Employment Tribunals and Litigation
Reasons for bringing Employment Tribunal claims
Employees typically bring Employment Tribunal claims for all sorts of reasons including:
• being dismissed in circumstances which was clearly unfair, or where the dismissal was a disproportionate response to the misconduct in question;
• being forced to resign following a discriminatory act by a fellow employee and/or manager; and
• resigning due to a breakdown in the working relationship. This might be caused by a serious one-off incident; or from a cumulation of seemingly minor incidents which, when taken in their entirety, constitute a repudiatory breach of contract.
Even though an Employment Tribunal claim might seem to be next obvious step, a different approach may be more beneficial. Can the problem be resolved informally with a mediated solution and, if so, who’s the best person to deal with it?
Alternatively, if the working relationship has irretrievably broken down, is it sensible to start discussions leading to a Settlement Agreement with the employer by instigating a “protected conversation” which provides for ‘without prejudice’ negotiations in certain circumstances?

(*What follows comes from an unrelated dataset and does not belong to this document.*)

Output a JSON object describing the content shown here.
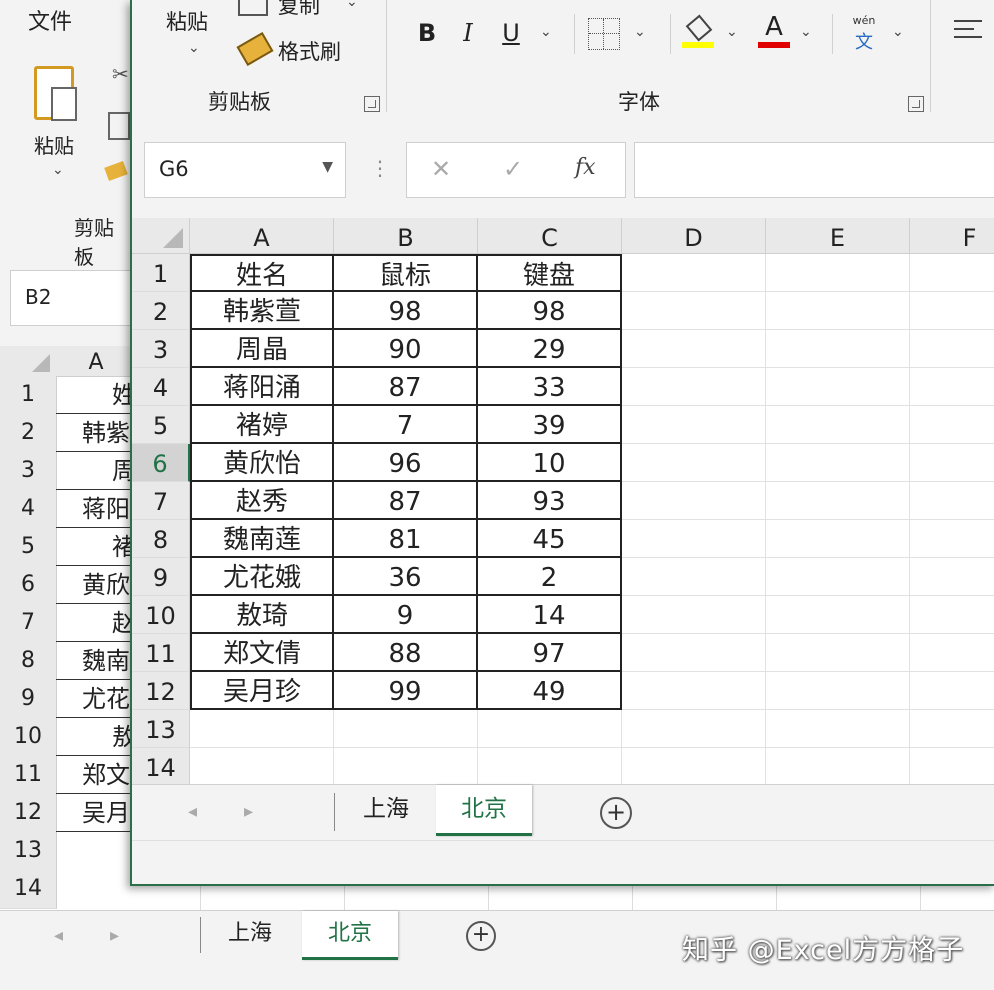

Given the introduction of tribunal fees for claimants in 2013, some employers will now be tempted to play ‘hard ball’, waiting to see if an aggrieved employee is prepared to pay the issue fee (thereby confirming their intention to take matters all the way) before committing to settlement discussions.

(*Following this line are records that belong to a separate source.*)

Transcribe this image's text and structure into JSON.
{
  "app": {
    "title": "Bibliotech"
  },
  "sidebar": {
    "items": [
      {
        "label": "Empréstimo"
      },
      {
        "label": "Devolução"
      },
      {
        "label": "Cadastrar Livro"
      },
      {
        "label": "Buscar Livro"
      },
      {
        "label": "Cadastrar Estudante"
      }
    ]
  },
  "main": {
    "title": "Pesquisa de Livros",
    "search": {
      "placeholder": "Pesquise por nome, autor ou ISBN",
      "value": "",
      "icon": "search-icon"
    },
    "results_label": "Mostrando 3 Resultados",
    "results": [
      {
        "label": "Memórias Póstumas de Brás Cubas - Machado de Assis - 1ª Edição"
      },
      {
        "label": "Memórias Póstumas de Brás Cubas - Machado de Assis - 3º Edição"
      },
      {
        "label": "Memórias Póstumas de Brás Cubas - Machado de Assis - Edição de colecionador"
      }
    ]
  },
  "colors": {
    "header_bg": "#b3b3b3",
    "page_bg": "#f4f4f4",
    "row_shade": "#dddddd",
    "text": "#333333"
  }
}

Employment Tribunal proceedings
Employment law claims encompass a variety of different statutory provisions each with their own nuances. While an individual will sense when he’s been unfairly dismissed, there may be other less obvious statutory claims that can also be brought. A well drafted tribunal claim will hopefully contain a number of heads of claim, thereby increasing the pressure on employers to consider settlement.
Having issued an Employment Tribunal claim it will proceed to a hearing in a few months time.
While the Employment Tribunal process allows parties to represent themselves, the complexity of employment law makes the prospects of doing so pretty daunting. Like Courts, Employment Tribunals operate with some degree of formality following their own rules and procedures. It’s helpful, therefore, to have a understanding for an Employment Tribunals’ idiosyncrasies as a lack of familiarity can affect one’s overall confidence and presentation. Assistance from an experienced qualified specialist can help overcome these problems.
High Court litigation
Litigation in the High Court tends to arise from wrongful dismissal or bonus claims brough by former emplyees. The flip side is employees having to defend claims – typically restrictive covenant disputes (e.g. springboard injunctions) and confidentiality breaches. These types of disputes tend to be extremely lawyer intensive, fast moving and, as a result, expensive. Specialist help is usually a prerequisite.